Hola Coffee Lover, soy Javier, de Coffee Sapiens. De todas las cafeteras que pasan por una cocina, la espresso de portafiltro es la que más mantenimiento pide y la que peor lo lleva cuando se descuida. No es casualidad: es la única que combina una bomba trabajando a mucha presión, una caldera pequeña, conductos estrechísimos y, en muchos casos, una lanza de vapor que multiplica el problema.

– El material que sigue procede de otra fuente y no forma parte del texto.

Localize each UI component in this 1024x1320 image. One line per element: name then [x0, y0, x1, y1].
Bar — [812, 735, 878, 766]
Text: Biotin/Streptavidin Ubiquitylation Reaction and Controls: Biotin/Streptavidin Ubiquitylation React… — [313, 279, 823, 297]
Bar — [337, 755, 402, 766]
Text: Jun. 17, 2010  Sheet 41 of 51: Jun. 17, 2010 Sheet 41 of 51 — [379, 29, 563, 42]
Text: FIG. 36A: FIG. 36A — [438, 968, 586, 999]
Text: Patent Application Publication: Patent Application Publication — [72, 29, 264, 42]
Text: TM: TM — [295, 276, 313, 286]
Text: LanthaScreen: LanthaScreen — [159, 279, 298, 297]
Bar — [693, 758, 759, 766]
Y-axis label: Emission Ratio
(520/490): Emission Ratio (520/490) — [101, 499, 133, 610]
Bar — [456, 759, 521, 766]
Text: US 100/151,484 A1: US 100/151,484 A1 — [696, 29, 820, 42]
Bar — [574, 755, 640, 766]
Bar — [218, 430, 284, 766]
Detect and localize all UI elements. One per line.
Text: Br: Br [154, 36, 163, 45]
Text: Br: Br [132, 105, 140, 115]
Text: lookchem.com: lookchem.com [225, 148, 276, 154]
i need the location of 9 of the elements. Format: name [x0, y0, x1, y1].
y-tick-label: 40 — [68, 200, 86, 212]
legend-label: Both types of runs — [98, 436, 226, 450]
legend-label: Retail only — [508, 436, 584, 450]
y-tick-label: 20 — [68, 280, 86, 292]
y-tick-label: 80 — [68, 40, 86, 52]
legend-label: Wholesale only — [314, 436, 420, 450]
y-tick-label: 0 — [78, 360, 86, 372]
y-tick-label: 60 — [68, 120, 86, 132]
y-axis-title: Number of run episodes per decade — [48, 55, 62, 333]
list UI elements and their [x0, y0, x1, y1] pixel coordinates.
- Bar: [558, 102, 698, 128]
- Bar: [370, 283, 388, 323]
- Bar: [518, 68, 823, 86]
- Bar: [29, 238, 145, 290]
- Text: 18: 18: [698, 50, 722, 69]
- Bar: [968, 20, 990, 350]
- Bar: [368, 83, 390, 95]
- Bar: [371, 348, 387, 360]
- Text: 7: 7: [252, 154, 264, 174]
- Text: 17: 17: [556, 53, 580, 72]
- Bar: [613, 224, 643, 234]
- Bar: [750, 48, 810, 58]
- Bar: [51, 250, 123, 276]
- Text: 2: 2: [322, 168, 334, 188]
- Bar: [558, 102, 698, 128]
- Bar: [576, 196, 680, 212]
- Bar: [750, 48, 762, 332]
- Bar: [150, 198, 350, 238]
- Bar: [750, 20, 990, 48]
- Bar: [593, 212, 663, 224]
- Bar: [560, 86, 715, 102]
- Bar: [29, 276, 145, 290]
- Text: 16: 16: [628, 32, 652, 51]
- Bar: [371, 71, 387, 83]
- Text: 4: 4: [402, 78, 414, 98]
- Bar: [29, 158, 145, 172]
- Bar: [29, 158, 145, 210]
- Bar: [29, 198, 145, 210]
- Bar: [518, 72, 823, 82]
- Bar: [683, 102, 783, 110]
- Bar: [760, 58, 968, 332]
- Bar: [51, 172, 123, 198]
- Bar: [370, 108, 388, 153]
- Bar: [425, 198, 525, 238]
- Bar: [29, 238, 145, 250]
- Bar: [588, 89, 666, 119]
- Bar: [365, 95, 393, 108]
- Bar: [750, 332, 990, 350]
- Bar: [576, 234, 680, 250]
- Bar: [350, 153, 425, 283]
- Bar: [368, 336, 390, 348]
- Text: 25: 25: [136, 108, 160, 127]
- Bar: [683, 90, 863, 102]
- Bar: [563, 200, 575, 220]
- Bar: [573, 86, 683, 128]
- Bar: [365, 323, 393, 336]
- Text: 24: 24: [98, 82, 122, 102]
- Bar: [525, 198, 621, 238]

Pero hay algo que quiero dejar claro desde el primer minuto, porque es la confusión más extendida entre quienes tienen una de estas máquinas: la cal y los aceites del café son dos suciedades distintas, se atacan de forma distinta y ninguna de las dos limpiezas sustituye a la otra. Mucha gente descalcifica religiosamente y sigue sacando cafés amargos porque el grupo está lleno de grasa rancia.
Te explico cómo distinguirlas, cada cuánto toca cada una, el proceso de descalcificación paso a paso incluyendo la lanza de vapor, y el retrolavado, que es la limpieza que casi nadie hace en casa y que marca una diferencia enorme. ¡Empezamos!
Por qué una espresso de portafiltro sufre más que ninguna
El agua del grifo lleva calcio y magnesio disueltos como bicarbonatos. Al superar los 60-70 °C precipitan convertidos en carbonatos insolubles y se adhieren a la resistencia, al intercambiador, a la válvula y a unos conductos que aquí son de apenas unos milímetros.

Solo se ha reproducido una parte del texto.